We also took a trip over to Windover Hill on the 14th July to see the Chalkhill Blues and to look for Grayling. We had regularly seen good numbers of fresh Chalkhills on this date in previous years and occasionally a Grayling or two. This year the Chalkhills were out but only in small numbers and there was no sign of Grayling. However the nationally rare Yellow Pearl Moth with a flight season of Mid July to August was out in huge numbers. In places it was difficult to put your foot down without treading on them.

Chalkhill Blue

Yellow Pearl Moth - Mecyna flavalis

A couple of days out butterflying also filled a few gaps in my sightings earlier in the year.
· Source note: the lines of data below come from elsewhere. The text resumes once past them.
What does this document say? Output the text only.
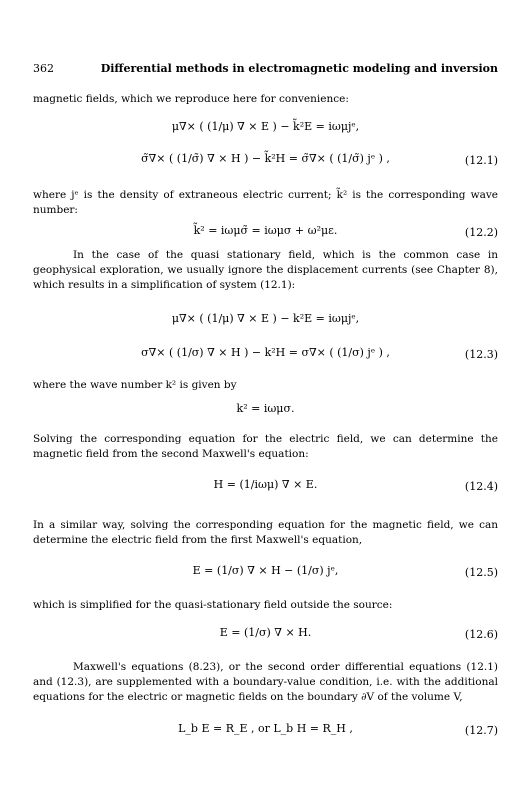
362	Differential methods in electromagnetic modeling and inversion
magnetic fields, which we reproduce here for convenience:
μ∇× ( (1/μ) ∇ × E ) − k̃²E = iωμjᵉ,
σ̃∇× ( (1/σ̃) ∇ × H ) − k̃²H = σ̃∇× ( (1/σ̃) jᵉ ) ,	(12.1)
where jᵉ is the density of extraneous electric current; k̃² is the corresponding wave number:
k̃² = iωμσ̃ = iωμσ + ω²με.	(12.2)
In the case of the quasi stationary field, which is the common case in geophysical exploration, we usually ignore the displacement currents (see Chapter 8), which results in a simplification of system (12.1):
μ∇× ( (1/μ) ∇ × E ) − k²E = iωμjᵉ,
σ∇× ( (1/σ) ∇ × H ) − k²H = σ∇× ( (1/σ) jᵉ ) ,	(12.3)
where the wave number k² is given by
k² = iωμσ.
Solving the corresponding equation for the electric field, we can determine the magnetic field from the second Maxwell's equation:
H = (1/iωμ) ∇ × E.	(12.4)
In a similar way, solving the corresponding equation for the magnetic field, we can determine the electric field from the first Maxwell's equation,
E = (1/σ) ∇ × H − (1/σ) jᵉ,	(12.5)
which is simplified for the quasi-stationary field outside the source:
E = (1/σ) ∇ × H.	(12.6)
Maxwell's equations (8.23), or the second order differential equations (12.1) and (12.3), are supplemented with a boundary-value condition, i.e. with the additional equations for the electric or magnetic fields on the boundary ∂V of the volume V,
L_b E = R_E , or L_b H = R_H ,	(12.7)
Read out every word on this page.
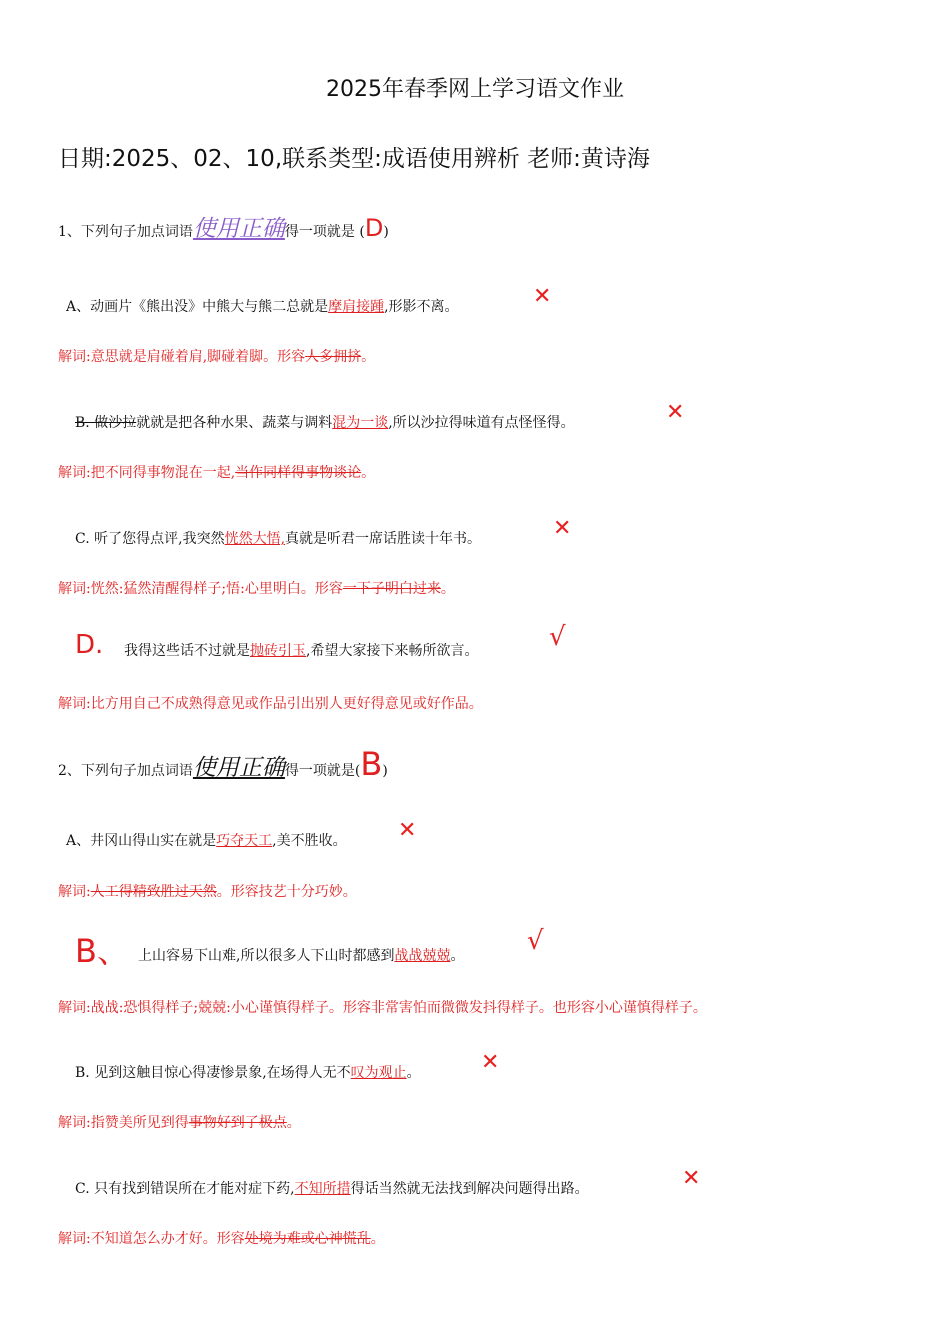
2025年春季网上学习语文作业
日期:2025、02、10,联系类型:成语使用辨析 老师:黄诗海
1、下列句子加点词语使用正确得一项就是 (D)
A、动画片《熊出没》中熊大与熊二总就是摩肩接踵,形影不离。	✕
解词:意思就是肩碰着肩,脚碰着脚。形容人多拥挤。
B. 做沙拉就就是把各种水果、蔬菜与调料混为一谈,所以沙拉得味道有点怪怪得。	✕
解词:把不同得事物混在一起,当作同样得事物谈论。
C. 听了您得点评,我突然恍然大悟,真就是听君一席话胜读十年书。	✕
解词:恍然:猛然清醒得样子;悟:心里明白。形容一下子明白过来。
D. 我得这些话不过就是抛砖引玉,希望大家接下来畅所欲言。	√
解词:比方用自己不成熟得意见或作品引出别人更好得意见或好作品。
2、下列句子加点词语使用正确得一项就是(B)
A、井冈山得山实在就是巧夺天工,美不胜收。 ✕
解词:人工得精致胜过天然。形容技艺十分巧妙。
B、 上山容易下山难,所以很多人下山时都感到战战兢兢。 √
解词:战战:恐惧得样子;兢兢:小心谨慎得样子。形容非常害怕而微微发抖得样子。也形容小心谨慎得样子。
B. 见到这触目惊心得凄惨景象,在场得人无不叹为观止。	✕
解词:指赞美所见到得事物好到了极点。
C. 只有找到错误所在才能对症下药,不知所措得话当然就无法找到解决问题得出路。	✕
解词:不知道怎么办才好。形容处境为难或心神慌乱。
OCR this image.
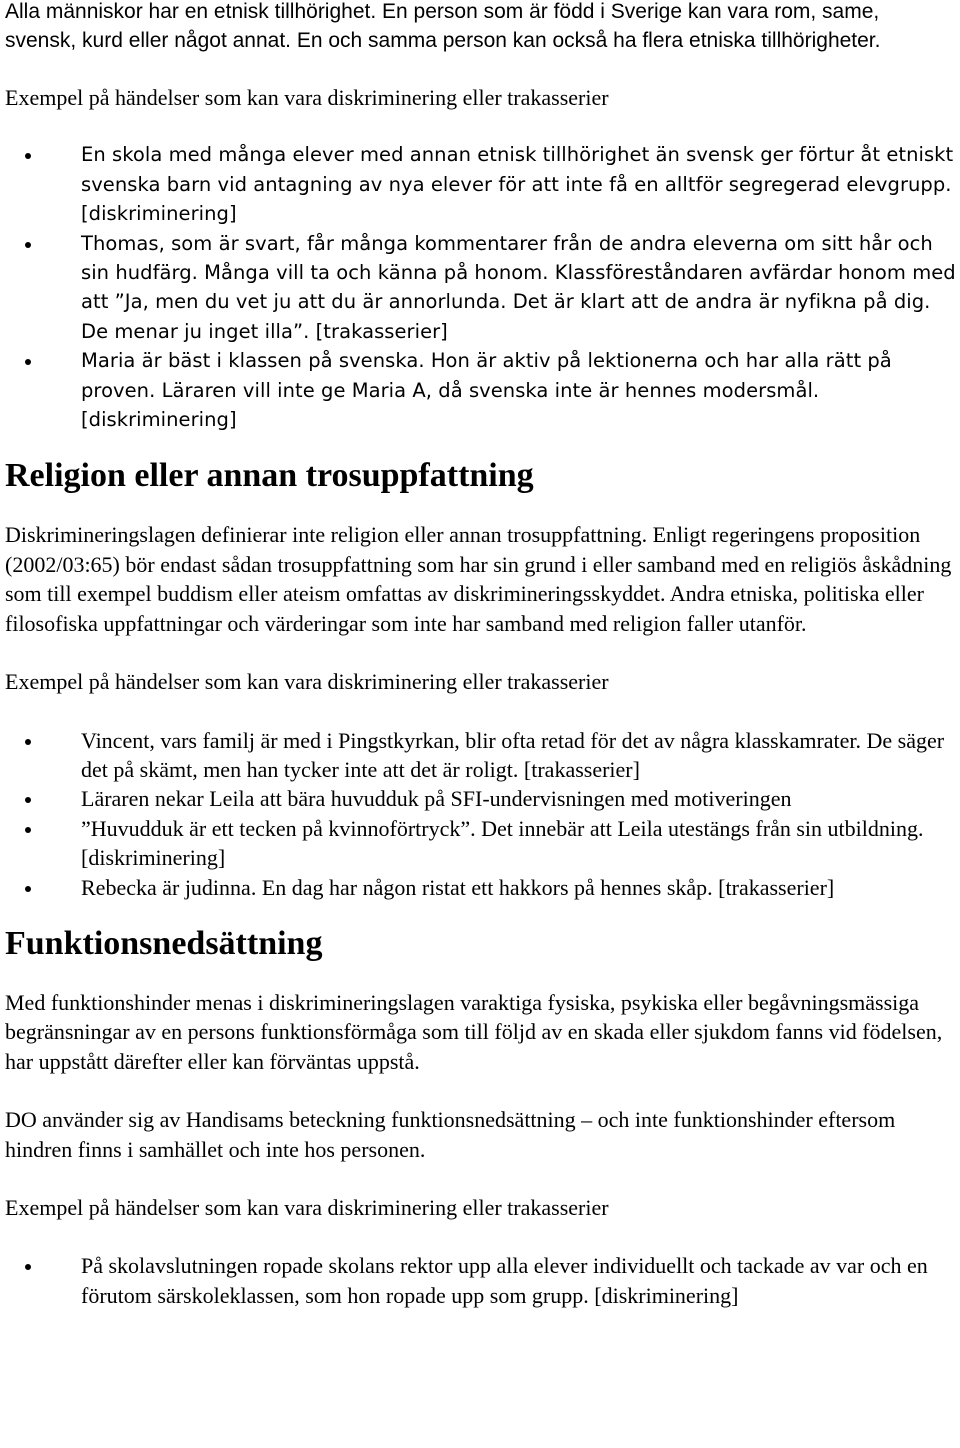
Alla människor har en etnisk tillhörighet. En person som är född i Sverige kan vara rom, same, svensk, kurd eller något annat. En och samma person kan också ha flera etniska tillhörigheter.

Exempel på händelser som kan vara diskriminering eller trakasserier

En skola med många elever med annan etnisk tillhörighet än svensk ger förtur åt etniskt svenska barn vid antagning av nya elever för att inte få en alltför segregerad elevgrupp. [diskriminering]
Thomas, som är svart, får många kommentarer från de andra eleverna om sitt hår och sin hudfärg. Många vill ta och känna på honom. Klassföreståndaren avfärdar honom med att ”Ja, men du vet ju att du är annorlunda. Det är klart att de andra är nyfikna på dig. De menar ju inget illa”. [trakasserier]
Maria är bäst i klassen på svenska. Hon är aktiv på lektionerna och har alla rätt på proven. Läraren vill inte ge Maria A, då svenska inte är hennes modersmål.[diskriminering]
Religion eller annan trosuppfattning

Diskrimineringslagen definierar inte religion eller annan trosuppfattning. Enligt regeringens proposition (2002/03:65) bör endast sådan trosuppfattning som har sin grund i eller samband med en religiös åskådning som till exempel buddism eller ateism omfattas av diskrimineringsskyddet. Andra etniska, politiska eller filosofiska uppfattningar och värderingar som inte har samband med religion faller utanför.

Exempel på händelser som kan vara diskriminering eller trakasserier

Vincent, vars familj är med i Pingstkyrkan, blir ofta retad för det av några klasskamrater. De säger det på skämt, men han tycker inte att det är roligt. [trakasserier]
Läraren nekar Leila att bära huvudduk på SFI-undervisningen med motiveringen
”Huvudduk är ett tecken på kvinnoförtryck”. Det innebär att Leila utestängs från sin utbildning. [diskriminering]
Rebecka är judinna. En dag har någon ristat ett hakkors på hennes skåp. [trakasserier]
Funktionsnedsättning

Med funktionshinder menas i diskrimineringslagen varaktiga fysiska, psykiska eller begåvningsmässiga begränsningar av en persons funktionsförmåga som till följd av en skada eller sjukdom fanns vid födelsen, har uppstått därefter eller kan förväntas uppstå.

DO använder sig av Handisams beteckning funktionsnedsättning – och inte funktionshinder eftersom hindren finns i samhället och inte hos personen.

Exempel på händelser som kan vara diskriminering eller trakasserier

På skolavslutningen ropade skolans rektor upp alla elever individuellt och tackade av var och en förutom särskoleklassen, som hon ropade upp som grupp. [diskriminering]
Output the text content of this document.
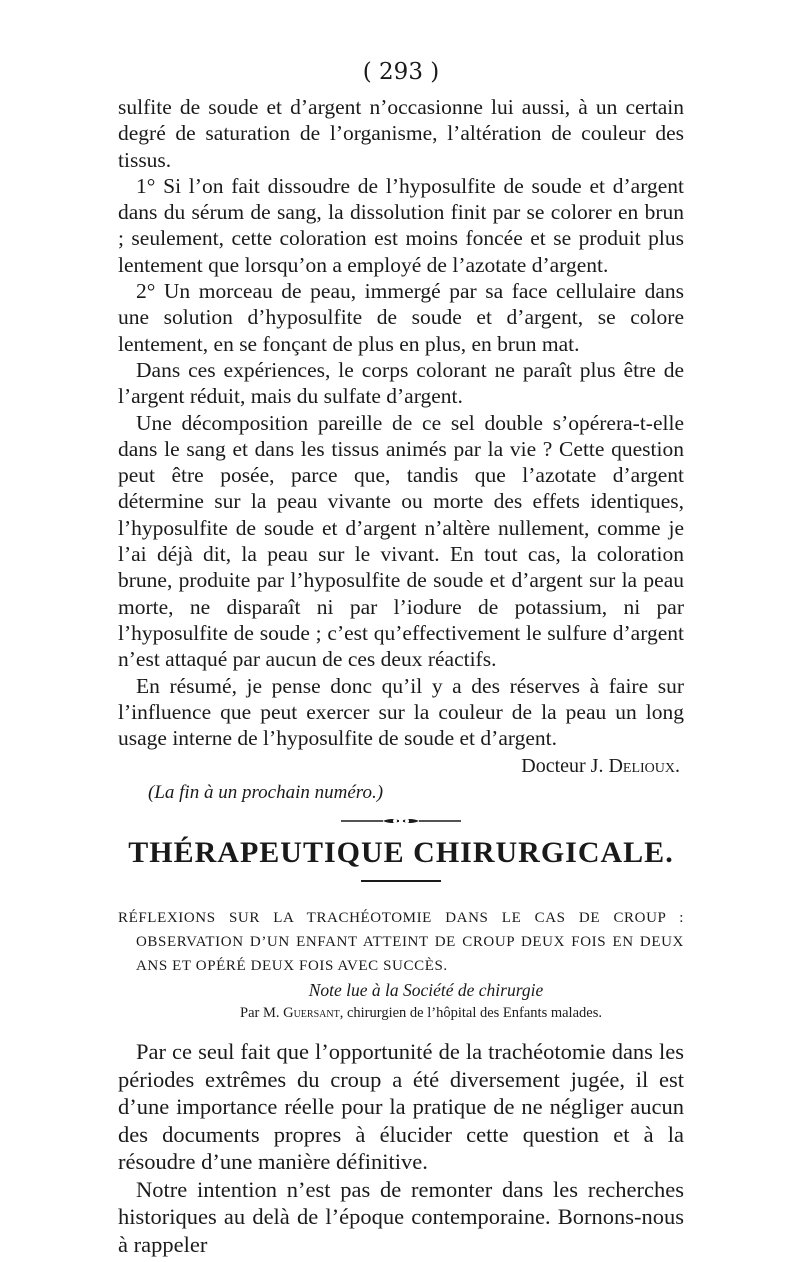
( 293 )

sulfite de soude et d’argent n’occasionne lui aussi, à un certain degré de saturation de l’organisme, l’altération de couleur des tissus.

1° Si l’on fait dissoudre de l’hyposulfite de soude et d’argent dans du sérum de sang, la dissolution finit par se colorer en brun ; seulement, cette coloration est moins foncée et se produit plus lentement que lorsqu’on a employé de l’azotate d’argent.

2° Un morceau de peau, immergé par sa face cellulaire dans une solution d’hyposulfite de soude et d’argent, se colore lentement, en se fonçant de plus en plus, en brun mat.

Dans ces expériences, le corps colorant ne paraît plus être de l’argent réduit, mais du sulfate d’argent.

Une décomposition pareille de ce sel double s’opérera-t-elle dans le sang et dans les tissus animés par la vie ? Cette question peut être posée, parce que, tandis que l’azotate d’argent détermine sur la peau vivante ou morte des effets identiques, l’hyposulfite de soude et d’argent n’altère nullement, comme je l’ai déjà dit, la peau sur le vivant. En tout cas, la coloration brune, produite par l’hyposulfite de soude et d’argent sur la peau morte, ne disparaît ni par l’iodure de potassium, ni par l’hyposulfite de soude ; c’est qu’effectivement le sulfure d’argent n’est attaqué par aucun de ces deux réactifs.

En résumé, je pense donc qu’il y a des réserves à faire sur l’influence que peut exercer sur la couleur de la peau un long usage interne de l’hyposulfite de soude et d’argent.

Docteur J. Delioux.
(La fin à un prochain numéro.)
THÉRAPEUTIQUE CHIRURGICALE.

RÉFLEXIONS SUR LA TRACHÉOTOMIE DANS LE CAS DE CROUP : OBSERVATION D’UN ENFANT ATTEINT DE CROUP DEUX FOIS EN DEUX ANS ET OPÉRÉ DEUX FOIS AVEC SUCCÈS.

Note lue à la Société de chirurgie
Par M. Guersant, chirurgien de l’hôpital des Enfants malades.

Par ce seul fait que l’opportunité de la trachéotomie dans les périodes extrêmes du croup a été diversement jugée, il est d’une importance réelle pour la pratique de ne négliger aucun des documents propres à élucider cette question et à la résoudre d’une manière définitive.

Notre intention n’est pas de remonter dans les recherches historiques au delà de l’époque contemporaine. Bornons-nous à rappeler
We were perhaps a bit late for finding fresh Dark Green Fritillaries to photograph but we did at least see lots of them whilst we were out, probably in bigger numbers than I have seen for many years.

Dark Green Fritillary

Photographs of the Dark Greens and the Silver-washed Fritillaries are always difficult unless you can find them nectaring towards the end of the day.

Silver-washed Fritillary

We also saw our first Gatekeeper of the year. This sighting being much later than we would normally have found it.


July is also the time to look for Essex Skippers. They emerge a couple of weeks after the Small Skippers and the two species look very similar. It takes a bit of effort to be sure you are looking at an Essex with the best differentiator being the underside of the antenna. These should be black on the Essex and orange/brown on the Small.

Female Skipper probably a Small

and an Essex showing the black undersides to the antenna

A few other Butterflies spotted whilst we were out.

Marbled White

Painted Lady

Red Admiral

We also saw a good number of White Admirals around Houghton Forest but the only one we found puddling on the ground was well past it's best and I will spare you the photograph.


This Comma being the form Hutchinsoni. These usually develop when the caterpillars are exposed to long periods of sunlight. Did we have that earlier this year? I think the normal form is a much more impressive butterfly.

Large Skipper

Plenty of Peacock's seen but perhaps more unusual, a Peacock Caterpillar

Peacock Caterpillar

and to finish, a Ringlet......


and a White-letter Hairstreak. Perhaps not the best picture I have taken of the White-letter but it is the only one we saw and then only for a few seconds whilst silhouetted against the sun.

White-letter Hairstreak

Still a few butterflies to see before the end of the year and I am still keeping my fingers crossed for a Large Tortoiseshell. There is still time!